Sono maturi i tempi per dare ai figli legittimi il cognome della madre. Lo ribadisce la Cassazione in una sentenza della prima sezione civile (n. 23934) con la quale chiede addirittura al primo presidente della Suprema Corte di poter in un certo qual modo colmare il vuoto normativo e dare la possibilità ai giudici di fare sì che, se i genitori lo vogliono, i figli possano avere il cognome della madre anziché quello del padre.
Diversamente, scrivono i supremi giudici, “se tale soluzione sia ritenuta esorbitante dai limiti dell’attività interpretativa la questione possa essere rimessa nuovamente alla Corte Costituzionale”.
In effetti, rilevano i giudici di piazza Cavour, che i tempi siano maturi per dare ai figli il cognome della madre lo imporrebbe anche “la mutata situazione della giurisprudenza costituzionale” e il “probabile mutamento delle norme comunitarie”.
Ad indurre la Cassazione ad intervenire nuovamente sul cognome da dare ai figli, il caso di una coppia di Milano, che per ben due gradi di giudizio si erano visti negare la possibilità di attribuire al figlio minore Guido, nato nel giugno del 2003, il cognome della madre. In particolare la Corte d’Appello di Milano, nel febbraio 2007, imponendo il cognome paterno aveva rilevato il vuoto normativo evidenziando la “persistente validità alla norma consuetudinaria che impone al figlio legittimo il cognome paterno”. Contro il doppio no dei giudici la coppia milanese ha fatto ricorso alla Cassazione. Ed ora la Suprema Corte, accogliendo la rivendicazione dei genitori, chiede con insistenza al primo presidente di poter decidere direttamente. Del resto, rilevano i giudici della prima sezione civile, a far ritenere che siano maturi i tempi per dare ai figli il cognome della madre vi sono numerose pronunce.

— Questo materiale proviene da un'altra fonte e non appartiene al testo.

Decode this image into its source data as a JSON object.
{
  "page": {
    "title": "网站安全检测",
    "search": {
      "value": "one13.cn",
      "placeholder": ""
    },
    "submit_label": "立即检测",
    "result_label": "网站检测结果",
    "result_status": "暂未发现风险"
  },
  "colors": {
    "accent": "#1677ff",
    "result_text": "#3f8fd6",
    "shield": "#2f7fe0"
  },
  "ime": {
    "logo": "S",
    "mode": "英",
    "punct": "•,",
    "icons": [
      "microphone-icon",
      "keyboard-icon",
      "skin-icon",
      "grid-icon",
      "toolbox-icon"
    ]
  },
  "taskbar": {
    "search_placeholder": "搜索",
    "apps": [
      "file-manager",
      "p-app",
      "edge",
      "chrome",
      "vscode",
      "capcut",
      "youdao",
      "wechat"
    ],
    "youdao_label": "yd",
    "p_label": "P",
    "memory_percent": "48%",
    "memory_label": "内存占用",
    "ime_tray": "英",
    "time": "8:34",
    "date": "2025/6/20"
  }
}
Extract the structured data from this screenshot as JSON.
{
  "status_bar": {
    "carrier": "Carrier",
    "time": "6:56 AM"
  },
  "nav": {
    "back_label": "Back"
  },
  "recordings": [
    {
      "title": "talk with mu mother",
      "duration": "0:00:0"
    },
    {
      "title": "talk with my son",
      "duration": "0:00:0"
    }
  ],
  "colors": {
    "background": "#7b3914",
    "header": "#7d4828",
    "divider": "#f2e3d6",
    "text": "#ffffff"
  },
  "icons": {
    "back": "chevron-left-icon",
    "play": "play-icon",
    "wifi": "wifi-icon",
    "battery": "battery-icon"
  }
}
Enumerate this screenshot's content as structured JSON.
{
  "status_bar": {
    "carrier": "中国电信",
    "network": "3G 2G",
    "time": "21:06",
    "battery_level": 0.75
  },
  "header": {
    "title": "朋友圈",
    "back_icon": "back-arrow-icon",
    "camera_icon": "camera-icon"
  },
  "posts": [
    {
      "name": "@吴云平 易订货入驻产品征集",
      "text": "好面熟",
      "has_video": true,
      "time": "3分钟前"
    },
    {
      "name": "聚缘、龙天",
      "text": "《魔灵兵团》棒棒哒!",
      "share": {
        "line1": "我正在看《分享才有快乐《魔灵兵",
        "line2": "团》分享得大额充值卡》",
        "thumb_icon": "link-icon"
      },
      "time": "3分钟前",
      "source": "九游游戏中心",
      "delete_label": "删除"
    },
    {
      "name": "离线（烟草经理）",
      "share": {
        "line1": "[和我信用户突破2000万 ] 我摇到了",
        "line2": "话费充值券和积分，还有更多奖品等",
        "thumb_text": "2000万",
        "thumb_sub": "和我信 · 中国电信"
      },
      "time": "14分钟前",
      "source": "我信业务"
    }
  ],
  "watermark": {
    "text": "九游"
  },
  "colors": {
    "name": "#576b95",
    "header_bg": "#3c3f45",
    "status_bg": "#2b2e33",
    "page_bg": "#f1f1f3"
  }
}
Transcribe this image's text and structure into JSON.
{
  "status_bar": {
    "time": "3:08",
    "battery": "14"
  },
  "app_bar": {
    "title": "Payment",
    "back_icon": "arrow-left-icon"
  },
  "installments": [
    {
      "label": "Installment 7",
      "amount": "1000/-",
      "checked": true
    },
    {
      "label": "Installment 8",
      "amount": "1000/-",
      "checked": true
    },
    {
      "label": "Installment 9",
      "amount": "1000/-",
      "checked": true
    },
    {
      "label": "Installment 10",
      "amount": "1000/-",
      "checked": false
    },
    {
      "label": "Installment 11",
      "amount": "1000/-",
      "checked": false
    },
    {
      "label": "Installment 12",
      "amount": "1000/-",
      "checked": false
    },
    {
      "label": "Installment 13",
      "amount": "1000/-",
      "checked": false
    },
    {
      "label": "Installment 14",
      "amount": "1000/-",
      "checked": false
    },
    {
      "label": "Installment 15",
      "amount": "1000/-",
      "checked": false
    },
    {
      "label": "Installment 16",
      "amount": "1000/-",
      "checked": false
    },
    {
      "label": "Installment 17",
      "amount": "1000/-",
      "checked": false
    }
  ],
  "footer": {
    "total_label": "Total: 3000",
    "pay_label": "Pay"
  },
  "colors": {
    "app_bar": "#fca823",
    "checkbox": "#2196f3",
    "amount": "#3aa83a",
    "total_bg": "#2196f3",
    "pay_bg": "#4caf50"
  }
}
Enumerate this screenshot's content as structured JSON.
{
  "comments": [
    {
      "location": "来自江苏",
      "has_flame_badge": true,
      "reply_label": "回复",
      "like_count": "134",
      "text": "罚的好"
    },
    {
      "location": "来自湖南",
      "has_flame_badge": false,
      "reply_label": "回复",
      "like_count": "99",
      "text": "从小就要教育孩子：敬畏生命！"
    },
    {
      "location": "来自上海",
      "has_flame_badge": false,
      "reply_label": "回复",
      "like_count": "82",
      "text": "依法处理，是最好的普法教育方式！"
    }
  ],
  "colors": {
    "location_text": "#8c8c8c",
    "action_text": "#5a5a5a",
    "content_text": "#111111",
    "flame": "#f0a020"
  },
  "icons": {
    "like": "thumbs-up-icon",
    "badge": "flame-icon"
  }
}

Non solo della Corte costituzionale che, nel 2006, aveva stabilito che “il sistema di attribuzioni del cognome non è più coerente con i principi dell’ordinamento e con il valore costituzionale dell’uguaglianza tra uomo e donna”. Sulla stessa lunghezza d’onda vi è pure una decisione adottata nel dicembre 2007 dai capi di Stato e di governo dei 27 capi della Ue e vi è pure la ratifica del Trattato di Lisbona dello scorso 2 agosto. Da ultimo, concludono gli ermellini, vi sono pure delle pronunce della stessa Corte di cassazione che per ben due volte ha “implicitamente sollecitato un intervento del legislatore che, pur avendo affrontato il tema da ormai quasi un trentennio non è ancora pervenuto a soluzioni concrete”.